Einige bringen frühchristliche Märtyrer ins Spiel. So soll ein römischer Bischof namens Valentinus Liebenden, die an seinem Garten vorbeikamen, Blumen geschenkt haben. Außerdem soll er Paare christlich getraut haben, was im Heiligen Römischen Reich verboten war. Der Legende nach landete er dafür im Gefängnis und wurde schließlich geköpft. Zuvor aber schrieb er noch einen Liebesbrief an die Tochter des Gefängniswärters ...

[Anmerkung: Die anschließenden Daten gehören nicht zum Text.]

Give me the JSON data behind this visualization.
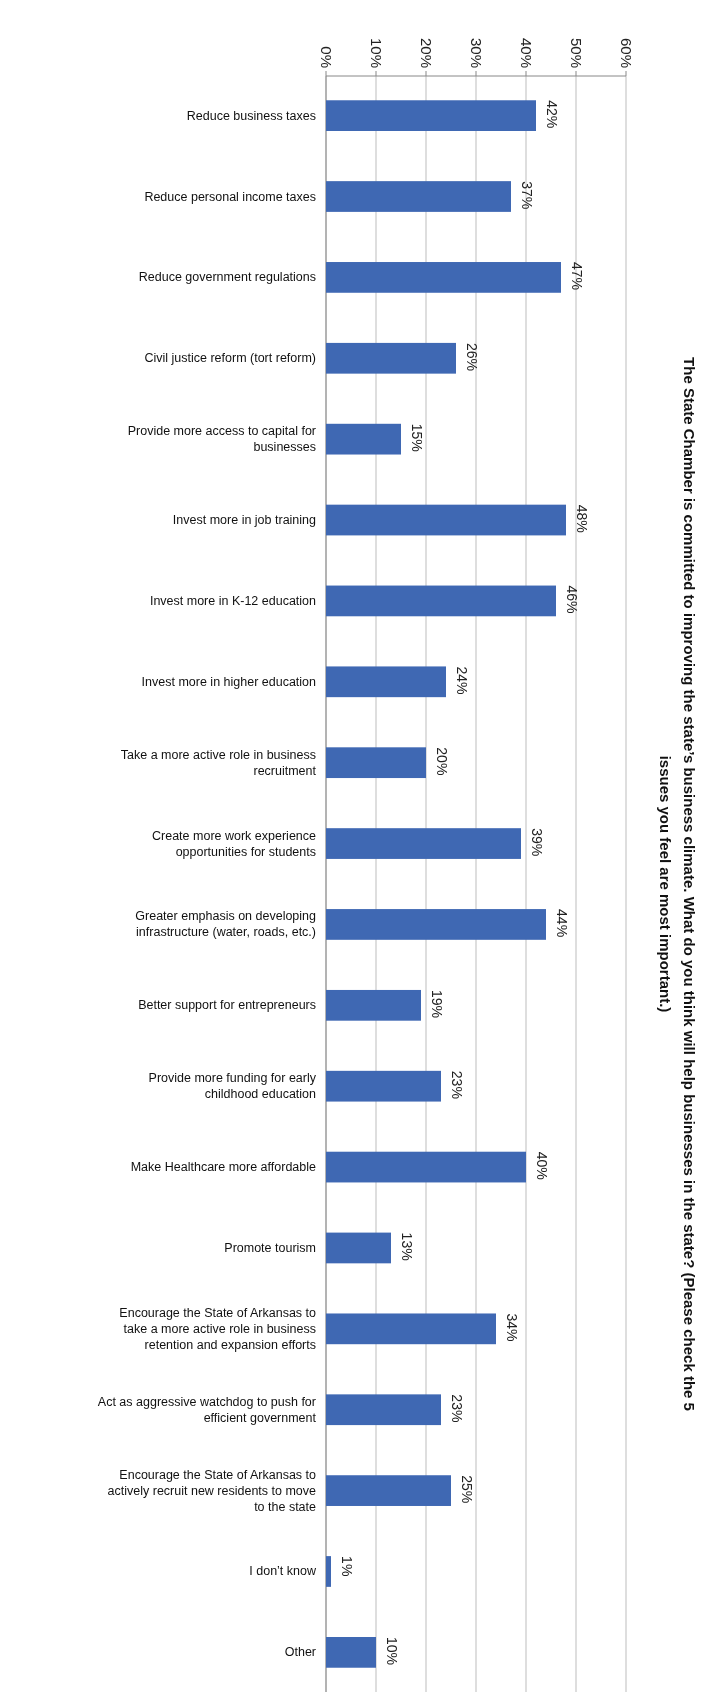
{
  "chart_data": {
    "type": "bar",
    "orientation": "horizontal",
    "title": "The State Chamber is committed to improving the state’s business climate. What do you think will help businesses in the state? (Please check the 5 issues you feel are most important.)",
    "categories": [
      "Reduce business taxes",
      "Reduce personal income taxes",
      "Reduce government regulations",
      "Civil justice reform (tort reform)",
      "Provide more access to capital for businesses",
      "Invest more in job training",
      "Invest more in K-12 education",
      "Invest more in higher education",
      "Take a more active role in business recruitment",
      "Create more work experience opportunities for students",
      "Greater emphasis on developing infrastructure (water, roads, etc.)",
      "Better support for entrepreneurs",
      "Provide more funding for early childhood education",
      "Make Healthcare more affordable",
      "Promote tourism",
      "Encourage the State of Arkansas to take a more active role in business retention and expansion efforts",
      "Act as aggressive watchdog to push for efficient government",
      "Encourage the State of Arkansas to actively recruit new residents to move to the state",
      "I don’t know",
      "Other"
    ],
    "values": [
      42,
      37,
      47,
      26,
      15,
      48,
      46,
      24,
      20,
      39,
      44,
      19,
      23,
      40,
      13,
      34,
      23,
      25,
      1,
      10
    ],
    "color": "#3f68b3",
    "xlim": [
      0,
      60
    ],
    "xticks": [
      {
        "value": 0,
        "label": "0%"
      },
      {
        "value": 10,
        "label": "10%"
      },
      {
        "value": 20,
        "label": "20%"
      },
      {
        "value": 30,
        "label": "30%"
      },
      {
        "value": 40,
        "label": "40%"
      },
      {
        "value": 50,
        "label": "50%"
      },
      {
        "value": 60,
        "label": "60%"
      }
    ],
    "value_labels": [
      "42%",
      "37%",
      "47%",
      "26%",
      "15%",
      "48%",
      "46%",
      "24%",
      "20%",
      "39%",
      "44%",
      "19%",
      "23%",
      "40%",
      "13%",
      "34%",
      "23%",
      "25%",
      "1%",
      "10%"
    ],
    "grid": "x"
  }
}
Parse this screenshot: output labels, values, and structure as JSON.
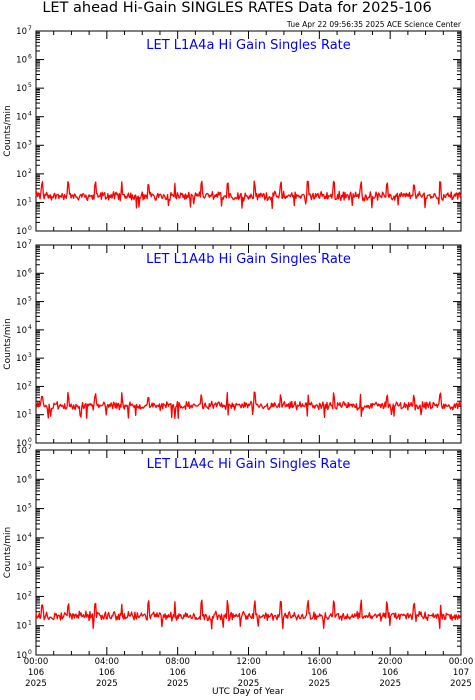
{
  "title": "LET ahead Hi-Gain SINGLES RATES Data for 2025-106",
  "timestamp": "Tue Apr 22 09:56:35 2025 ACE Science Center",
  "colors": {
    "series": "#ff0000",
    "panel_title": "#0000ff",
    "axes": "#000000"
  },
  "xlabel": "UTC Day of Year",
  "chart_data": [
    {
      "type": "line",
      "title": "LET L1A4a Hi Gain Singles Rate",
      "ylabel": "Counts/min",
      "yscale": "log",
      "ylim": [
        1,
        10000000
      ],
      "xlim": [
        0,
        24
      ],
      "x_unit": "hours UTC on day 106",
      "baseline": 17,
      "spike_level": 45,
      "spike_period_hours": 1.5,
      "noise_range": [
        10,
        28
      ]
    },
    {
      "type": "line",
      "title": "LET L1A4b Hi Gain Singles Rate",
      "ylabel": "Counts/min",
      "yscale": "log",
      "ylim": [
        1,
        10000000
      ],
      "xlim": [
        0,
        24
      ],
      "x_unit": "hours UTC on day 106",
      "baseline": 22,
      "spike_level": 50,
      "spike_period_hours": 1.5,
      "noise_range": [
        12,
        32
      ]
    },
    {
      "type": "line",
      "title": "LET L1A4c Hi Gain Singles Rate",
      "ylabel": "Counts/min",
      "yscale": "log",
      "ylim": [
        1,
        10000000
      ],
      "xlim": [
        0,
        24
      ],
      "x_unit": "hours UTC on day 106",
      "baseline": 22,
      "spike_level": 60,
      "spike_period_hours": 1.5,
      "noise_range": [
        12,
        35
      ]
    }
  ],
  "y_ticks": [
    {
      "base": "10",
      "exp": "0"
    },
    {
      "base": "10",
      "exp": "1"
    },
    {
      "base": "10",
      "exp": "2"
    },
    {
      "base": "10",
      "exp": "3"
    },
    {
      "base": "10",
      "exp": "4"
    },
    {
      "base": "10",
      "exp": "5"
    },
    {
      "base": "10",
      "exp": "6"
    },
    {
      "base": "10",
      "exp": "7"
    }
  ],
  "x_ticks": [
    {
      "time": "00:00",
      "doy": "106",
      "year": "2025"
    },
    {
      "time": "04:00",
      "doy": "106",
      "year": "2025"
    },
    {
      "time": "08:00",
      "doy": "106",
      "year": "2025"
    },
    {
      "time": "12:00",
      "doy": "106",
      "year": "2025"
    },
    {
      "time": "16:00",
      "doy": "106",
      "year": "2025"
    },
    {
      "time": "20:00",
      "doy": "106",
      "year": "2025"
    },
    {
      "time": "00:00",
      "doy": "107",
      "year": "2025"
    }
  ]
}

Eine andere Erklärung führt die Entstehung des Valentinstag auf den französischen Minnesang im 14. Jahrhundert zurück. Die Minnesänger überbrachten lyrische Liebesbotschaften, in denen die Auftraggeber ihrer Angebeteten huldigten. Aus dieser Zeit sind wohl auch die ersten Valentinsbräuche gesichert überliefert.

Einige Autoren stellen auch einen Zusammenhang zu dem römischen Reinigungs- und Fruchtbarkeitsfest „Lupercalien“ her, das auf den 15. Februar fiel. Allerdings scheint es hierfür keine Belege zu geben.

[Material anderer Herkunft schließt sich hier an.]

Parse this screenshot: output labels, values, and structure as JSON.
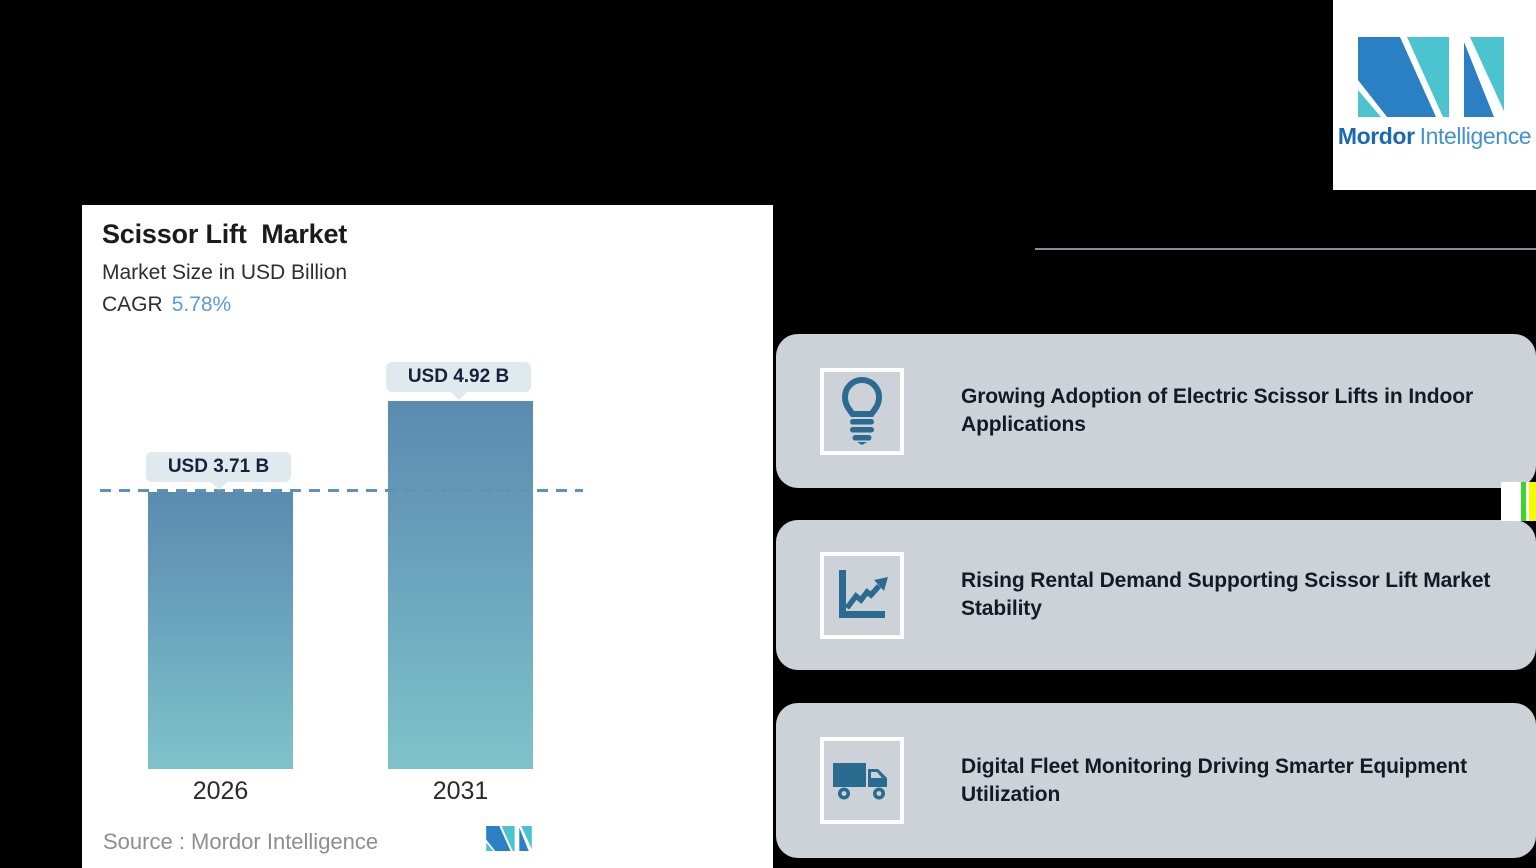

Wo auch immer der Valentinstag seinen Ursprung hat, nach Deutschland kam er durch amerikanische Soldaten, die hier nach dem Zweiten Weltkrieg stationiert waren. Sie brachten den Brauch aus den USA mit, wohin ihn englische Auswanderer einst exportiert hatten.

Gezielte Werbung verstärkte den Trend

Verstärkt wurde der Trend hierzulande durch die Süßwaren- und Floristikindustrie, die wohl das Potenzial erkannte und gezielt Werbung zu diesem Anlass machte. Eine Erfindung der Werbebranche scheint der Valentinstag aber nicht zu sein.

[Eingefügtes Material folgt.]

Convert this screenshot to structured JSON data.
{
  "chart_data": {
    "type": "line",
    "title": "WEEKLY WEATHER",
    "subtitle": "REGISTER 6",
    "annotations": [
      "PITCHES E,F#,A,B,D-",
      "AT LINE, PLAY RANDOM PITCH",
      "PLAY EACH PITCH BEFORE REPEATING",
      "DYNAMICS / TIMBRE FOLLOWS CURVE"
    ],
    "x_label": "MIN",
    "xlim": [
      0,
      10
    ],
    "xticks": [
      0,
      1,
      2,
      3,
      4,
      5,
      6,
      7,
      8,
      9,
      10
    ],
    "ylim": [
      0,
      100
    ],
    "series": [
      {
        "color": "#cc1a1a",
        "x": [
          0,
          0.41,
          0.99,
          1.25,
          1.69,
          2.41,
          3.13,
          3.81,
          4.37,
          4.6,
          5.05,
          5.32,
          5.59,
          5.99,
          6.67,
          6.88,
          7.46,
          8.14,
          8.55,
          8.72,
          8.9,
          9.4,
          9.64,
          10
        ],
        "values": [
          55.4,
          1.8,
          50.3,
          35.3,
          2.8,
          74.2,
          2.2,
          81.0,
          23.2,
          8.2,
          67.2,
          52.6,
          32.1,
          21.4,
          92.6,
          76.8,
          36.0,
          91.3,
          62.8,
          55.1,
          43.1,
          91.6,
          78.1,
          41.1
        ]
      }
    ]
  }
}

Für viele Paare ist der 14. Februar auch ein Anlass, Zeit miteinander zu verbringen, zum Beispiel bei einem romantischen Abendessen. „Bei uns sind bisher schon vor allem Zweiertische reserviert, aber auch ein größerer“, sagt Petra Beyer, die Chefin der Beinsteiner Brunnenstuben. Am Valentinstag gibt es dort ein Vier-Gänge-Menü, aber auch eine kleine Karte für diejenigen, die den Tag der Liebe nicht ganz so ausgiebig feiern möchten. Sie rechne schon damit, dass das Restaurant an dem Abend gut ausgelastet sei, sagt Beyer. „Aber auch nicht viel mehr als an anderen Abenden, die auf das Ende der Woche zugehen.“


Andere Länder

  • In Finnland ist der Valentinstag als Tag der Freundschaft bekannt. Dort verschickt man anonym Karten und kleine Geschenke.
  • In Italien treffen sich Liebespaare an Gewässern oder Brücken und bringen dort gemeinsam ein kleines Schloss an. Der Schlüssel wird ins Wasser geworfen, auf dass die Liebe ewig halte.
  • In Irland pilgern viele Christen zum Schrein des heiligen Valentin, um dort zu beten.